Furthermore, Afghanistan’s livestock sector has been very seriously affected. Livestock is the basic livelihood for many of the affected households, as it provides not only a source of food but an important source of income as well. Over 300,000 animals have been killed by the extreme cold and inaccessible roads have made animal feed scarce. FAO responded in February, in collaboration with the Afghan government, to dispatch 20 metric tonnes of feed to Herat. 60 tonnes of feed concentrate were also distributed to the worst-affected farmers in Bamyan Province.

WFP seeks to distribute food to about 650,000 in and around Kabul, and thousands more in remote regions before the main midyear harvest. The food aid requirement had been forecast at 100,000 tonnes of wheat, but this figure is likely underestimated with all the ill effects of the severe winter. Violence and lawlessness in some regions has impeded efforts to deliver much needed food aid to Afghans.

Lacking the oil and gas reserves that benefit other Central Asian nations and suffering from high rates of food insecurity and poverty, Uzbekistan and Kyrgyzstan have been amongst the hardest hit by the severe winter. Due to the unusual and sustained cold, the snow did not melt to refill Tajikistan’s reservoirs, leaving the state with inadequate levels of water to generate power. When Uzbekistan and Turkmenistan drastically curbed energy supplies to Tajikistan to cope with their own spikes in electricity usage, and due to Tajikistan's $7 million debt to Uzbekistan, thousands of residents were left to cope with severe rationing and in some cases, no electricity and heat at all in extreme cold conditions. Moreover, the water supply system froze, leaving thousands of families in the Tajik capital Dushanbe and other areas without safe drinking water.

It is estimated that damages to livestock and agriculture from the extreme weather conditions amount to $250 million in Tajikistan. Over 70 percent of the crops in the Mountainous Badakhshan Autonomous Region (MBAR) were destroyed as a result of precipitation, cold weather and natural disasters. 25 percent of the potato seeds and 10 percent of the saplings were also destroyed. So far, total losses to the state are estimated at $850 million while the country's annual budget revenues are only $585 million. Furthermore, water supplies and sewage systems had were significantly damaged over the winter, causing a serious threat to public health.

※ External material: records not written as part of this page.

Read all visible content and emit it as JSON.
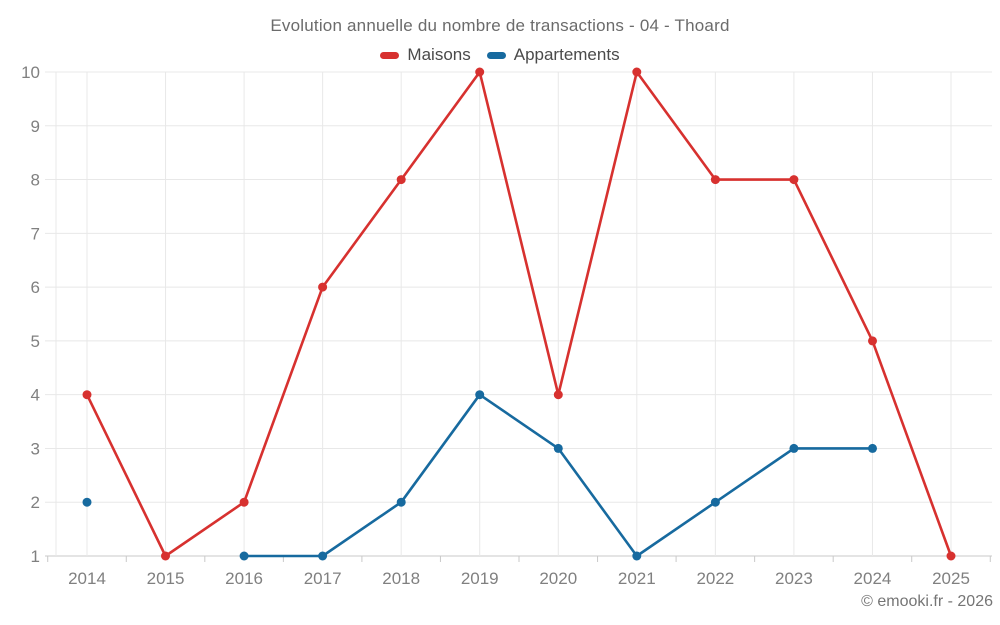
{
  "title": "Evolution annuelle du nombre de transactions - 04 - Thoard",
  "legend": [
    {
      "label": "Maisons",
      "color": "#d7312f"
    },
    {
      "label": "Appartements",
      "color": "#176a9f"
    }
  ],
  "footer": {
    "copyright": "© emooki.fr - 2026"
  },
  "colors": {
    "maisons": "#d7312f",
    "appartements": "#176a9f",
    "grid": "#e8e8e8",
    "axis": "#c9c9c9",
    "tick_label": "#808080"
  },
  "chart_data": {
    "type": "line",
    "title": "Evolution annuelle du nombre de transactions - 04 - Thoard",
    "categories": [
      "2014",
      "2015",
      "2016",
      "2017",
      "2018",
      "2019",
      "2020",
      "2021",
      "2022",
      "2023",
      "2024",
      "2025"
    ],
    "series": [
      {
        "name": "Maisons",
        "color": "#d7312f",
        "values": [
          4,
          1,
          2,
          6,
          8,
          10,
          4,
          10,
          8,
          8,
          5,
          1
        ]
      },
      {
        "name": "Appartements",
        "color": "#176a9f",
        "values": [
          2,
          null,
          1,
          1,
          2,
          4,
          3,
          1,
          2,
          3,
          3,
          null
        ]
      }
    ],
    "xlabel": "",
    "ylabel": "",
    "ylim": [
      1,
      10
    ],
    "y_ticks": [
      1,
      2,
      3,
      4,
      5,
      6,
      7,
      8,
      9,
      10
    ],
    "grid": true,
    "legend_position": "top",
    "markers": true
  }
}
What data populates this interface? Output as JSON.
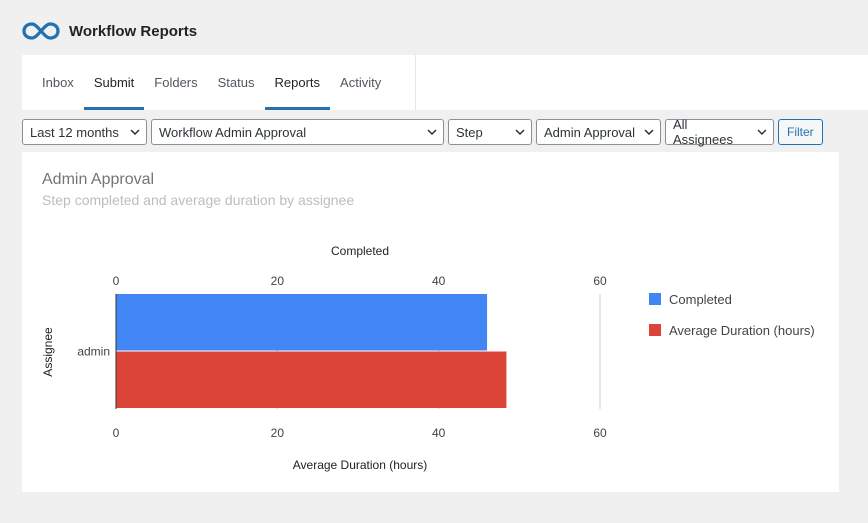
{
  "app": {
    "title": "Workflow Reports",
    "logo_icon": "infinity-loop-logo",
    "logo_color": "#2271b1"
  },
  "tabs": [
    {
      "label": "Inbox",
      "active": false
    },
    {
      "label": "Submit",
      "active": true
    },
    {
      "label": "Folders",
      "active": false
    },
    {
      "label": "Status",
      "active": false
    },
    {
      "label": "Reports",
      "active": true
    },
    {
      "label": "Activity",
      "active": false
    }
  ],
  "filters": {
    "range": "Last 12 months",
    "workflow": "Workflow Admin Approval",
    "report_type": "Step",
    "step": "Admin Approval",
    "assignee": "All Assignees",
    "filter_button": "Filter"
  },
  "card": {
    "title": "Admin Approval",
    "subtitle": "Step completed and average duration by assignee"
  },
  "chart_data": {
    "type": "bar",
    "orientation": "horizontal",
    "categories": [
      "admin"
    ],
    "series": [
      {
        "name": "Completed",
        "values": [
          46
        ],
        "color": "#4285f4",
        "axis": "top"
      },
      {
        "name": "Average Duration (hours)",
        "values": [
          48.4
        ],
        "color": "#db4437",
        "axis": "bottom"
      }
    ],
    "top_axis": {
      "label": "Completed",
      "ticks": [
        "0",
        "20",
        "40",
        "60"
      ],
      "range": [
        0,
        60
      ]
    },
    "bottom_axis": {
      "label": "Average Duration (hours)",
      "ticks": [
        "0",
        "20",
        "40",
        "60"
      ],
      "range": [
        0,
        60
      ]
    },
    "ylabel": "Assignee",
    "grid": true,
    "legend": "right"
  }
}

The situation is gradually improving with assistance arriving from neighbouring states to the disaster hit country and restrictions on energy supplies being partially lifted. However, UNOCHA is warning that aid is significantly under-funded. Only one-fourth of the necessary $25 million has been met.

While Kyrgyzstan’s power deficits were not as prolonged as Tajikistan’s, the extreme cold has intensified the effects of poverty, unemployment, and high food and energy prices. Since last fall, prices of wheat and flour have increased by 30 to 50 percent. Producing only 64 percent of the wheat it needs and 30 percent of the vegetable oil it demands, Kyrgyzstan is very dependent on food imports, particularly from Kazakhstan. Kazakhstan’s decision to raise the price of wheat this March may further destabilize Kyrgyzstan’s economy. Moreover, the prices of electricity and transport are forecast to continue rising.

With temperatures beginning to rise, destructive floods have been plaguing Central Asia. The Shardara Reservoir in Kazakhstan has been overflowing despite efforts to divert some of the water into canals leading into the neighbouring Kzyl-Orda Province, which is having its own difficulties with high water levels. Authorities are now estimating some 200,000 people from southern Kazakhstan will be evacuated temporarily before the water recedes. By February, early flooding in southern Kazakhstan had displaced 12,700 people and destroyed farmland, roads, bridges and schools.

In Tajikistan, snow levels in regions below 2,500 meters are nearly 20 percent more than normal. More than half a million Tajiks could soon face food shortages as warmer temperatures lead to intense rains, avalanches, mudflows, and floods. Uzbekistan and Afghanistan are is also on high alert, with flooding expected due to abnormally heavy rains and snowmelt.